Hoy en día, incluso los más pequeños utilizan teléfonos móviles y tabletas, pero los niños de Offenbach ya aprenden a utilizar los medios de comunicación de forma competente en la escuela primaria. Desde hace casi dos años, el trabajo práctico con ordenadores es una parte fija del horario en la mayoría de las escuelas y las tabletas se utilizan en las clases. En los dos últimos años, cada escuela ha recibido un panel LED y un maletín con 16 tabletas y un router; las escuelas podían elegir ellas mismas el sistema operativo. Se podía elegir entre dispositivos Android, Windows y Apple, y la mayoría de las escuelas optaron por IOS, es decir, Apple. "Los dispositivos son fáciles de usar, su manejo es intuitivo y funcionan de forma estable y segura, lo que también justifica los costes de adquisición ligeramente superiores", explica Lothar Wattendorf, del departamento de TI de la autoridad educativa de la ciudad. Junto con sus colegas, se ocupa de la red escolar de la ciudad, que conecta los 30 centros escolares por fibra óptica y está alojada a prueba de manipulaciones en los servidores centrales de ENO en Goethering. Como parte de la ofensiva de digitalización, en los próximos tres o cuatro años todas las escuelas estarán equipadas con Wi-Fi y más dispositivos. La ciudad ha solicitado 4,2 millones de euros para ello, y el jefe del departamento de educación, Paul-Gerhard Weiß, espera fondos por un total de 9,87 millones de euros del pacto digital establecido por el estado de Hesse: "Si se quiere que las escuelas estén preparadas para el futuro, no se puede ahorrar en tecnología. Pero también es importante que la tecnología se utilice y se aproveche".
Página de inicio del diseño en la escuela primaria '
En la Wilhelmschule se utilizan tabletas Apple, los dispositivos se usan a diario y la sala de ordenadores es utilizada por los alumnos de primaria. Además de programas de aprendizaje y lectura como Onlio y Antolin, las tabletas también se utilizan en las clases. Nupur Sahni cuenta que hay mucho de ensayo y error. Es profesora en prácticas en la escuela y enseña inglés y matemáticas.

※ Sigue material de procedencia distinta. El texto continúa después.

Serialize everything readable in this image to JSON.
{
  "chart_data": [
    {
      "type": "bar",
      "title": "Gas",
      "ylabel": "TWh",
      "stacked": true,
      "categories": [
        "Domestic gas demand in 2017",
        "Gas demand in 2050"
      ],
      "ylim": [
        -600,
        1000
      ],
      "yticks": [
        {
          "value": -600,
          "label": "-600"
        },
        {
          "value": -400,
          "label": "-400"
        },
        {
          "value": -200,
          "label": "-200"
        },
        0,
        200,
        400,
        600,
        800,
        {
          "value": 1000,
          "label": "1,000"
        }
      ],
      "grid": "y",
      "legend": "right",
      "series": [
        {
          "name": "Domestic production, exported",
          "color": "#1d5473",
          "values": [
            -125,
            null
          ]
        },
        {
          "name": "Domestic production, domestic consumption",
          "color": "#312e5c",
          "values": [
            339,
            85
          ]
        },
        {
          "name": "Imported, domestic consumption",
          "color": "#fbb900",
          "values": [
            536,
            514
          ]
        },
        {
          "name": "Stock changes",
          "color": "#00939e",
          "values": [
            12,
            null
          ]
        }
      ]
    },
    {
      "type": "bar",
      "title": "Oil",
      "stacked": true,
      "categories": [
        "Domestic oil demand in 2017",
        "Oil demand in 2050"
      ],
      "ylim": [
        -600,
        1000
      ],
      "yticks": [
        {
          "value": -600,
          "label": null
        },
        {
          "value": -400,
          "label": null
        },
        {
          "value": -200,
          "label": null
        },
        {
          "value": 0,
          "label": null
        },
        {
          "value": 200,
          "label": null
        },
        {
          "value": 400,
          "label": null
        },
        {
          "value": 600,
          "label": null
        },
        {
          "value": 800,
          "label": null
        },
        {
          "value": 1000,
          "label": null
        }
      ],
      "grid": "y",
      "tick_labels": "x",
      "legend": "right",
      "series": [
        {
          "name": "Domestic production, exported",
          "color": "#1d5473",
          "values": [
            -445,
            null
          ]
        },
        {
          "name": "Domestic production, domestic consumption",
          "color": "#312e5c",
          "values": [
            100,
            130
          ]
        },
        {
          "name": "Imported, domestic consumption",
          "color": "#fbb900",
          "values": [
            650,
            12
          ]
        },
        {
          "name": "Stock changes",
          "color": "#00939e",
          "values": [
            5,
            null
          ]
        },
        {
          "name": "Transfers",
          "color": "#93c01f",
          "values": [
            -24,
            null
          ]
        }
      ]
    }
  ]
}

Como quiere que los niños sean capaces de comprarse un helado en inglés, graba varias veces breves secuencias teatrales que luego comenta con ellos: "Los niños también aprenden mucho sobre sí mismos y pueden evaluarse mejor".
Jeremi tiene 8 años y ya conoce la plataforma de aprendizaje Onilo. Tiene una tableta en casa, por supuesto, y ya conoce bastantes juegos. En clase, leyeron juntos un libro sobre el bosque, que también fue divertido porque había muchos elementos en movimiento, informa el alumno de segundo curso. "Tenemos que despertar a los niños pronto y concienciarlos sobre la tecnología", dice la profesora de la clase y responsable de informática, Laura Straub.
No sólo consumir, sino también producir
Por eso probamos y ensayamos mucho en el aula. Por supuesto, también se trata de acabar con las reservas ante la tecnología. Los niños son casi sonámbulos con los aparatos y enseguida se dan cuenta de las posibilidades que les ofrece la tecnología. Amina sólo tiene diez años y ya puede considerarse una profesional de los medios de comunicación. Así se llama el grupo de trabajo de la escuela, que también se ocupa de la página web del centro. Una vez a la semana, Franziska Bosselmann, educadora independiente en medios de comunicación, viene a enseñar a los niños trucos del oficio y, por supuesto, les transmite conocimientos sobre lo que se debe y no se debe hacer en Internet. Para que los niños aprendan a investigar, también se les permite navegar por Internet y utilizar los motores de búsqueda para niños "Blinde Kuh" o "fragFinn". A Amina le parece estupendo poder dar rienda suelta a su creatividad: "Ya hemos hecho entrevistas, cortometrajes e incluso podemos editar fotos". Así que por algo tiene el título de profesional de los medios de comunicación.